Reproduction Code [Required]

module "rds" {
  source                       = "terraform-aws-modules/rds/aws"
  identifier                   = var.postgres_database_name
  engine                       = "postgres"
  engine_version               = "13.3"
  instance_class               = var.postgres_instance_class
  allocated_storage            = "5"
  max_allocated_storage        = "100"
  storage_encrypted            = true
  performance_insights_enabled = true
  publicly_accessible          = false
  db_name                      = var.postgres_database_name
  username                     = var.postgres_database_user
  create_random_password       = false
  password                     = var.postgres_database_password
  port                         = "5432"
  vpc_security_group_ids       = ["${aws_security_group.sec_grp_rds.id}"]
  maintenance_window           = "Mon:00:00-Mon:03:00"
  backup_window                = "03:00-06:00"
  backup_retention_period      = 30
  create_db_subnet_group       = true
  subnet_ids                   = data.aws_subnet_ids.rds_data_subnets.ids
  family                       = "postgres13"
  copy_tags_to_snapshot        = true
  tags                         = local.tags

  parameters = [
    {
      name  = "rds.force_ssl"
      value = "1"
  }]

  monitoring_interval    = "30"
  create_monitoring_role = true
}

Expected behavior

While password parameter is set and create_random_password = true terraform should raise error or user's password should be used.

Actual behavior

While password parameter is set and create_random_password = true terraform uses random password instead of user's provided one.

[github-actions[bot]]

This issue has been automatically marked as stale because it has been open 30 days with no activity. Remove stale label or comment or this issue will be closed in 10 days

[PowerShellPat]

+1

Commenting to remove stale label.

This should certainly be looked into.

Ran into this after deploying RDS a few times, and noticing a discrepancy between the state's password vs what was set in the implementation.

[ravindrasinghh]

I have tried to create random password from our admin db, please refer below terraform code Example: resource "random_password" "root_password" { length = 16 special = false min_numeric = 5 } resource "aws_db_instance" "db" { depends_on = ["aws_db_subnet_group.default_rds_mssql"] identifier = "${var.environment}-${var.instance_name}" allocated_storage = var.allocated_storage license_model = "license-included" storage_type = var.storage_type engine = var.engine engine_version = var.engine_version instance_class = "${var.instance_class}" multi_az = "${var.multi_az}" username = "${var.mssql_admin_username}" password = aws_ssm_parameter.db_password.value storage_encrypted = var.storage_encrypted kms_key_id = var.storage_encrypted == true ? data.aws_kms_key.db_kms_key.arn : null vpc_security_group_ids = ["${aws_security_group.rds_mssql_security_group.id}"] db_subnet_group_name = "${aws_db_subnet_group.default_rds_mssql.id}" publicly_accessible = var.publicly_accessible backup_retention_period = var.backup_retention_period skip_final_snapshot = "${var.skip_final_snapshot}" final_snapshot_identifier = "${var.environment}-${var.instance_name}-mssql-snapshot" } link: RDS Terraform code LINK

[Blobonat]

It took me quite a while to realize that a password other than the one set via password was being created. For future users, a warning/error message could save some time in troubleshooting.

[bryantbiggs]

Terraform is not a dynamic language - there isn't a way to raise a custom error for something like this

[Blobonat]

At least a hint in the parameter documentation of password would help a lot.

[filip-danieluk]

Or change default value of create_random_password to False?

[dddevis]

I strongly agree that this is incredibly confusing and frustrating behavior. It also took me way too long to realize that my SecretsManager secret wasn't being used for the DB password.
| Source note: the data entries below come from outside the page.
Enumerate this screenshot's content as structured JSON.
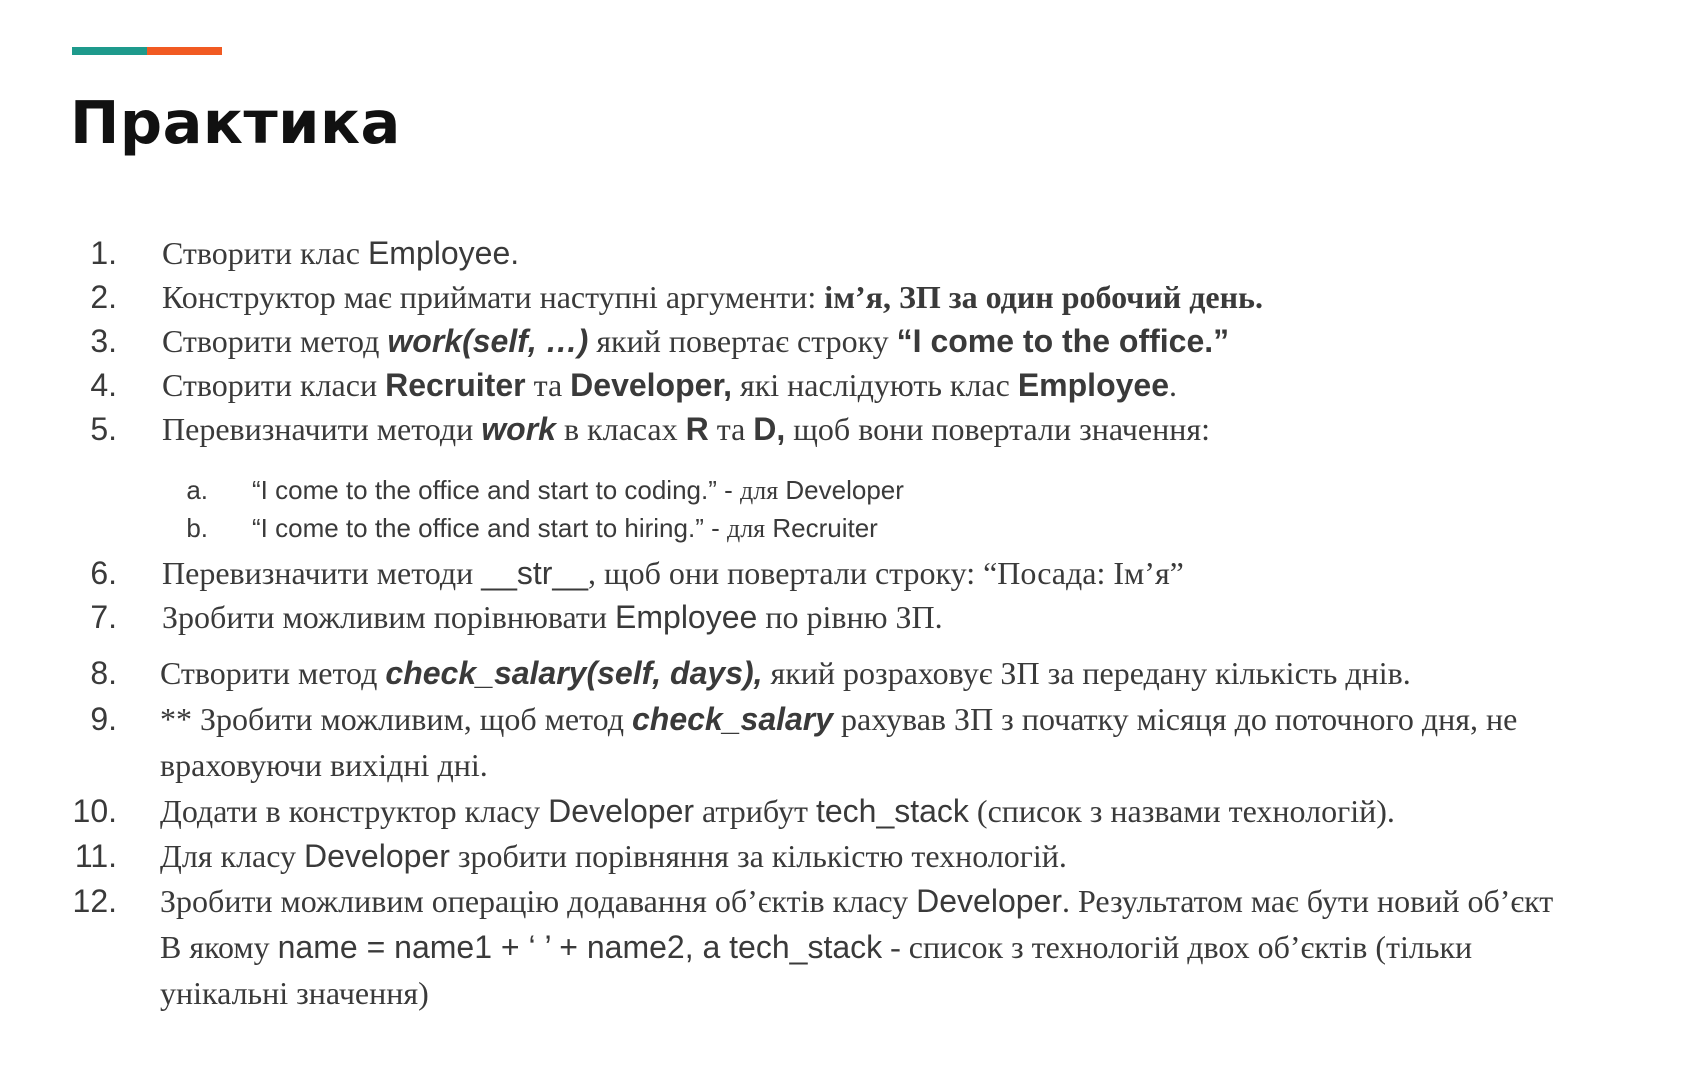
{
  "colors": {
    "accent_teal": "#1e9a8c",
    "accent_orange": "#f15a22"
  },
  "title": "Практика",
  "items": {
    "i1": {
      "num": "1.",
      "a": "Створити клас ",
      "b": "Employee."
    },
    "i2": {
      "num": "2.",
      "a": "Конструктор має приймати наступні аргументи: ",
      "b": "ім’я, ЗП за один робочий день."
    },
    "i3": {
      "num": "3.",
      "a": "Створити метод ",
      "b": "work(self, …)",
      "c": " який повертає строку ",
      "d": "“I come to the office.”"
    },
    "i4": {
      "num": "4.",
      "a": "Створити класи ",
      "b": "Recruiter",
      "c": " та ",
      "d": "Developer,",
      "e": " які наслідують клас ",
      "f": "Employee",
      "g": "."
    },
    "i5": {
      "num": "5.",
      "a": "Перевизначити методи ",
      "b": "work",
      "c": "  в класах ",
      "d": "R",
      "e": " та ",
      "f": "D,",
      "g": " щоб вони повертали значення:"
    },
    "i5a": {
      "num": "a.",
      "a": "“I come to the office and start to coding.” - ",
      "b": "для",
      "c": " Developer"
    },
    "i5b": {
      "num": "b.",
      "a": "“I come to the office and start to hiring.” - ",
      "b": "для",
      "c": " Recruiter"
    },
    "i6": {
      "num": "6.",
      "a": "Перевизначити методи  ",
      "b": "__str__",
      "c": ", щоб они повертали строку: “Посада: Ім’я”"
    },
    "i7": {
      "num": "7.",
      "a": "Зробити можливим порівнювати ",
      "b": "Employee",
      "c": " по рівню ЗП."
    },
    "i8": {
      "num": "8.",
      "a": "Створити метод ",
      "b": "check_salary(self, days),",
      "c": " який розраховує ЗП за передану кількість днів."
    },
    "i9": {
      "num": "9.",
      "a": "** Зробити можливим, щоб метод ",
      "b": "check_salary",
      "c": " рахував ЗП з початку місяця до поточного дня, не",
      "line2": "враховуючи вихідні дні."
    },
    "i10": {
      "num": "10.",
      "a": "Додати в конструктор класу ",
      "b": "Developer",
      "c": " атрибут ",
      "d": "tech_stack",
      "e": " (список з назвами технологій)."
    },
    "i11": {
      "num": "11.",
      "a": "Для класу ",
      "b": "Developer",
      "c": " зробити порівняння за кількістю технологій."
    },
    "i12": {
      "num": "12.",
      "a": "Зробити можливим операцію додавання об’єктів класу ",
      "b": "Developer",
      "c": ". Результатом має бути новий об’єкт",
      "l2a": "В якому ",
      "l2b": "name = name1 + ‘ ’ + name2, a tech_stack",
      "l2c": " - список з технологій двох об’єктів (тільки",
      "line3": "унікальні значення)"
    }
  }
}
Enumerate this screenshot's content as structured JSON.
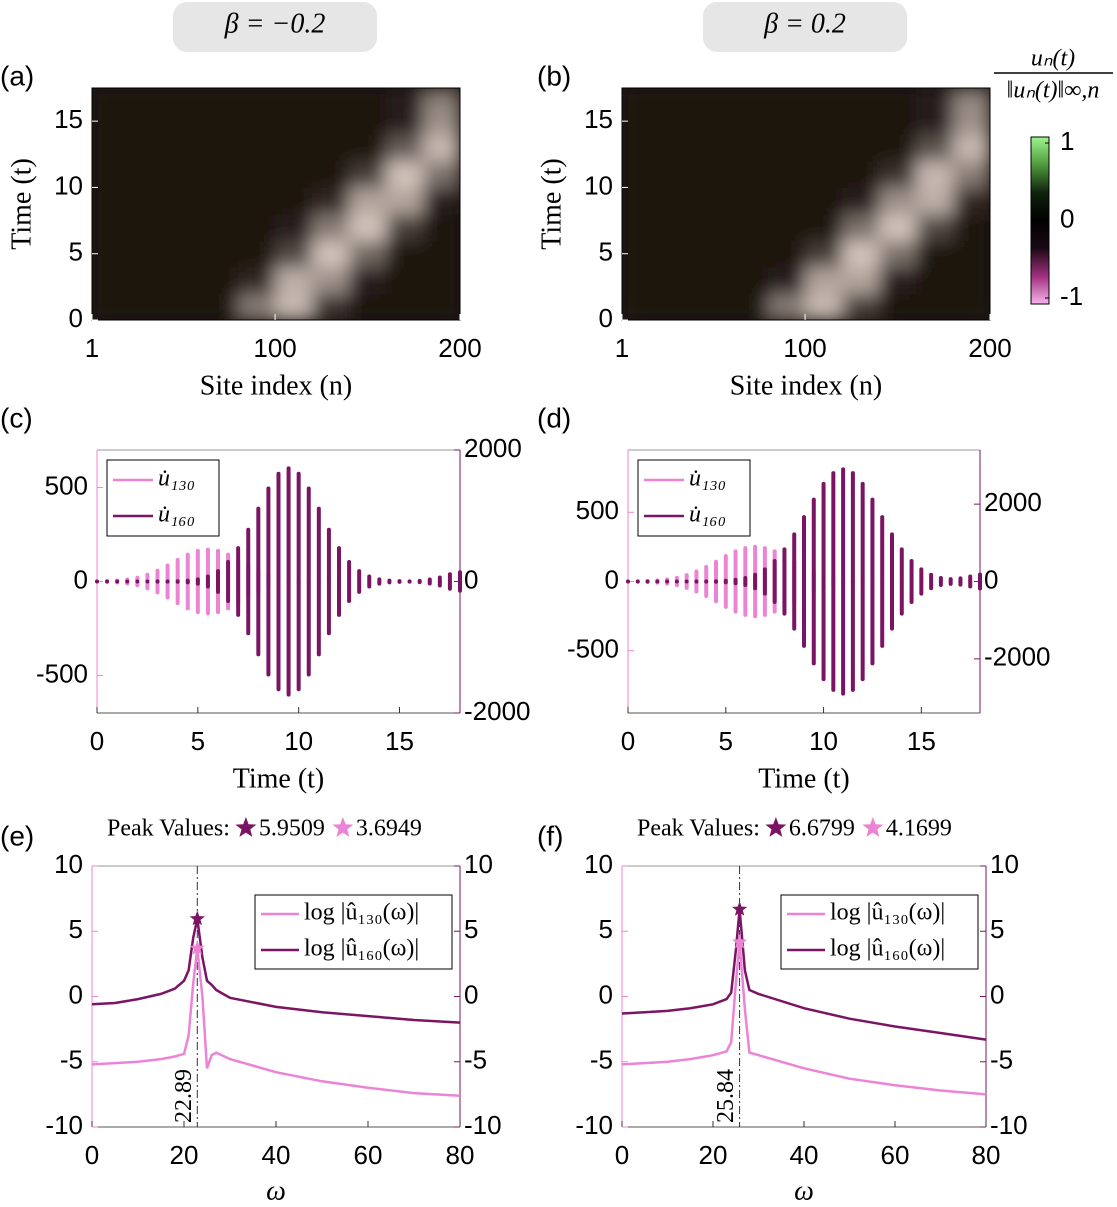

This behavior also apparently diverges from an older version of the provider (version = "~> 3.0" does not exhibit this).

[labkey-stuartm]

Echo'ing other comments here. A simple note on the input description for password would be helpful to remind users of this module that if you plan to supply your own password, that you need to set the create_random_password to False !

[antonbabenko]

This issue has been resolved in version 5.1.0 :tada:

[github-actions[bot]]

I'm going to lock this issue because it has been closed for 30 days ⏳. This helps our maintainers find and focus on the active issues. If you have found a problem that seems similar to this, please open a new issue and complete the issue template so we can capture all the details necessary to investigate further.